Creating a Positive Atmosphere by Sharing Working Assumptions
Many years ago, I was asked to facilitate a planning retreat with a group that had taken 3 years to build enough consensus to have a consensus-building retreat.
I knew this group might be challenging, so I took a long time to think through what I thought were ground rules for how the group would work together during the retreat. I came up with 5 points. I put them up on a flipchart at the beginning of the meeting, and explained them. When I came to the third one, “There are no wrong answers”, a woman at the back of the room pounded on the table and shouted “there are too wrong answers!”. I had to think really quickly, and answered that that, too, was not a wrong answer and explained that we were listening to the wisdom beneath the answers, even if we disagreed with the surface level. The group, including that woman, all laughed, and settled in to work together.
Later I realized that these are not ground rules – there are no “thou shalt” or thou shalt not” in them – but they are presuppositions for respect.
Over the last 20 or so years of facilitation, I have discovered that when I take the time to give these to the group at the beginning, that the atmosphere of respectful participation is strong, and the results are much better than when I leave them out.
They are also useful to refer back to when someone wants to throw out another person’s idea, or denigrates their participation.
So I offer these to you, as a way to create a positive and respectful environment. The phrase I put on the flipchart is in bold type, and the explanation of each one that I add verbally is in parentheses.

Working Assumptions


 1. Everyone has wisdom. (This doesn’t mean everything that everyone says is wise. It means that behind what they say is wisdom, and we will listen for it.)
2. We need everyone’s wisdom for the wisest result. (In the same way that a diamond is more valuable when it is cut with more facets, what we come up with will be more valuable when we have illuminated more facets of what we are working with.)
3. There are no wrong answers. (See number 1 — behind what may seem on the surface as a wrong answer — and I have heard some that were positively evil on the surface — there is wisdom, and that is what we will listen for. The corollary, of course, is that there are no right answers, only the best we can come up with given our limitations.)
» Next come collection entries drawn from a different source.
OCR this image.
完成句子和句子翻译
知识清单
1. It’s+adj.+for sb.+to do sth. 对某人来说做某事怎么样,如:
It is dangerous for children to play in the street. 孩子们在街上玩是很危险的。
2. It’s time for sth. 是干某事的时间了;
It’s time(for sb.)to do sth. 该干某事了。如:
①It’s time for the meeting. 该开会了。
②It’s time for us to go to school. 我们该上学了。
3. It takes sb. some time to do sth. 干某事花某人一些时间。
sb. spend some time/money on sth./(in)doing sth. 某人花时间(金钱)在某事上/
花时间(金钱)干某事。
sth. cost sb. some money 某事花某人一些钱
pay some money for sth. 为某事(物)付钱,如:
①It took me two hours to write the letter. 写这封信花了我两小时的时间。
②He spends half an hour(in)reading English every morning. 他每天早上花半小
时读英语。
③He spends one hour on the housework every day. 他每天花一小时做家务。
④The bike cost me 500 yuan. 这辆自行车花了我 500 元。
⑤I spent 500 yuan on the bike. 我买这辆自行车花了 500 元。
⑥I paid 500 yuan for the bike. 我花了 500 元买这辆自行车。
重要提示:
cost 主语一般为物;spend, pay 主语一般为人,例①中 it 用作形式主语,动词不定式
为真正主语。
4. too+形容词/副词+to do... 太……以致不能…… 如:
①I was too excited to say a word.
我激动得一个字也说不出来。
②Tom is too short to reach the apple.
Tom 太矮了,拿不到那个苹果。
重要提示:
4. The whole is greater than the sum of its parts. (Trite, yes, but points to consensus as creating a larger answer that is not identical to any one view, but includes the wisdom of many. Diamond image again. I think of compromise as smaller than the sum of its parts, consensus as larger. Like a puzzle picture, which is the sum of the puzzle pieces and their relationships. All puzzle pieces are included, or there is a hole.)
5. Everyone will hear others and be heard. (This doesn’t mean that everyone has to talk all the time — then nobody would be heard. It means listening to others as well as making sure your wisdom is on the table.)
I’ve recently concluded that Aretha Franklin would probably summarize the whole list with “R.E.S.P.E.C.T.”